Hange recordó a su querido amigo Erwin, fallecido hacía más de nueve meses durante la Batalla de Shiganshina. Cuando él aceptó suceder a Keith Shadis como comandante de la Legión tampoco estuvo feliz, pero aceptó el puesto con cabalidad y determinación, sin embargo, el puesto de comandante de la Legión de Exploración era horrible y poco envidiable. Todo el peso de la Legión, cualquier error y fallo en sus planes, expediciones o soldados, se le achacaba sin dudar a su comandante; por otro lado, si las cosas salían bien, entonces se le vitoreaba, pero había que ser sincero: las victorias de la Legión eran escasas, y la mayoría de las veces las cosas tendían a salir mal cuando se trataba de pelear contra criaturas como los titanes. Desde sus inicios, el gobierno central los consideró un pozo sin fondo necesitado siempre de recursos; la Policía Militar los consideraban unos perezosos, y las Tropas de Guarnición los veían como un montón de dementes con muchas ganas de morir.
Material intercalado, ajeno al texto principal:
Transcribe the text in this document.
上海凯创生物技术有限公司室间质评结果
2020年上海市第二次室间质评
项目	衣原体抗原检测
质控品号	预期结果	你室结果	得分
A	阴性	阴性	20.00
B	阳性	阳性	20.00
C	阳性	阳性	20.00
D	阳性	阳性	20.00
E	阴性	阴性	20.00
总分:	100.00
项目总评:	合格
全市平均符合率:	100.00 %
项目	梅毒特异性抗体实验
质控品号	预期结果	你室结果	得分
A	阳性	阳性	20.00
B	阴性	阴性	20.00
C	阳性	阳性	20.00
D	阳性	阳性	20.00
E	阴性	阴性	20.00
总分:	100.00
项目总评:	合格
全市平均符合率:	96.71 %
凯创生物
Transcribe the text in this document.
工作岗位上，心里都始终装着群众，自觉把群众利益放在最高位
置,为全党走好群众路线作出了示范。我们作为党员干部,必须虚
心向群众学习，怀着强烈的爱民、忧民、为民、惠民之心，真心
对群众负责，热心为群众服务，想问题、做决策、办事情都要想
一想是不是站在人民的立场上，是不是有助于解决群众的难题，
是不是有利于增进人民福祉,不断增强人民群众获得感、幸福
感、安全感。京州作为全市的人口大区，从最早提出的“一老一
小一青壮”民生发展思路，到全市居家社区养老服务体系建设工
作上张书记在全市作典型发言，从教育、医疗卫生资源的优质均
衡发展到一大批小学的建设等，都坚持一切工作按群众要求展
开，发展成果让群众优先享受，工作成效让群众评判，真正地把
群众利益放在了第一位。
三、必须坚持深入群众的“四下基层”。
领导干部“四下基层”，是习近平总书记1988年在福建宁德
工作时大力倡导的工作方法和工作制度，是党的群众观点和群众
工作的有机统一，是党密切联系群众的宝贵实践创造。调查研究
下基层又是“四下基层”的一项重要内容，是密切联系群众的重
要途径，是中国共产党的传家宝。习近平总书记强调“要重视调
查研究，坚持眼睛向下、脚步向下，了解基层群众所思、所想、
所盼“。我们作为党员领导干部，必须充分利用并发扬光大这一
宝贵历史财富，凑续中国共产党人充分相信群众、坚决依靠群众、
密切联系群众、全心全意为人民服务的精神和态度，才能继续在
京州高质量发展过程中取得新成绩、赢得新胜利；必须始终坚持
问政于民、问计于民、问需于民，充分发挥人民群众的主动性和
El pueblo, por otro lado, tendía a ser voluble: cuando hacían algo bien, los ensalzaban como héroes luchando por la humanidad, pero cuando estaban molestos por sus derrotas o la fluctuación de los impuestos, los tomaban como una carga demasiado grande, además de tomarlos por unos deschavetados y promiscuos. Pero tenían un poco de razón, se dijo Hange; había que estar loco para unirse a la Legión de Exploración.
Ahora que sabían el origen de los titanes, Hange, en el fondo, habría deseado que aquellos monstruos humanoides siguieran siendo sus enemigos. Parecían poca cosa en comparación a ser acreedores del odio del mundo entero y tener como enemigos a naciones de cuya existencia no tenían idea, aún más, naciones tecnológica y militarmente más avanzadas por al menos un siglo. En comparación, estaban en la era oscura.
Una parte de ella deseó que el mundo fuese como alguna vez pensó que era, o como les hicieron creer que era: que sólo ellos eran la única humanidad del mundo entero, y que no había nada más allá de las murallas excepto tierra basta y titanes.
Hange se miró al espejo, vacilando; luego, apretó la boca y comenzó a cortar su cabello sin pensarlo más. Los mechones cayeron al suelo con ligereza, rodeándola de a poco. Algunos cayeron en sus hombros y sus brazos, deslizándose por sobre la tela de su camisa. Su rostro comenzó a cambiar en el reflejo; ahora, con el cabello a la altura de la nuca, parecía más severa y autoritaria.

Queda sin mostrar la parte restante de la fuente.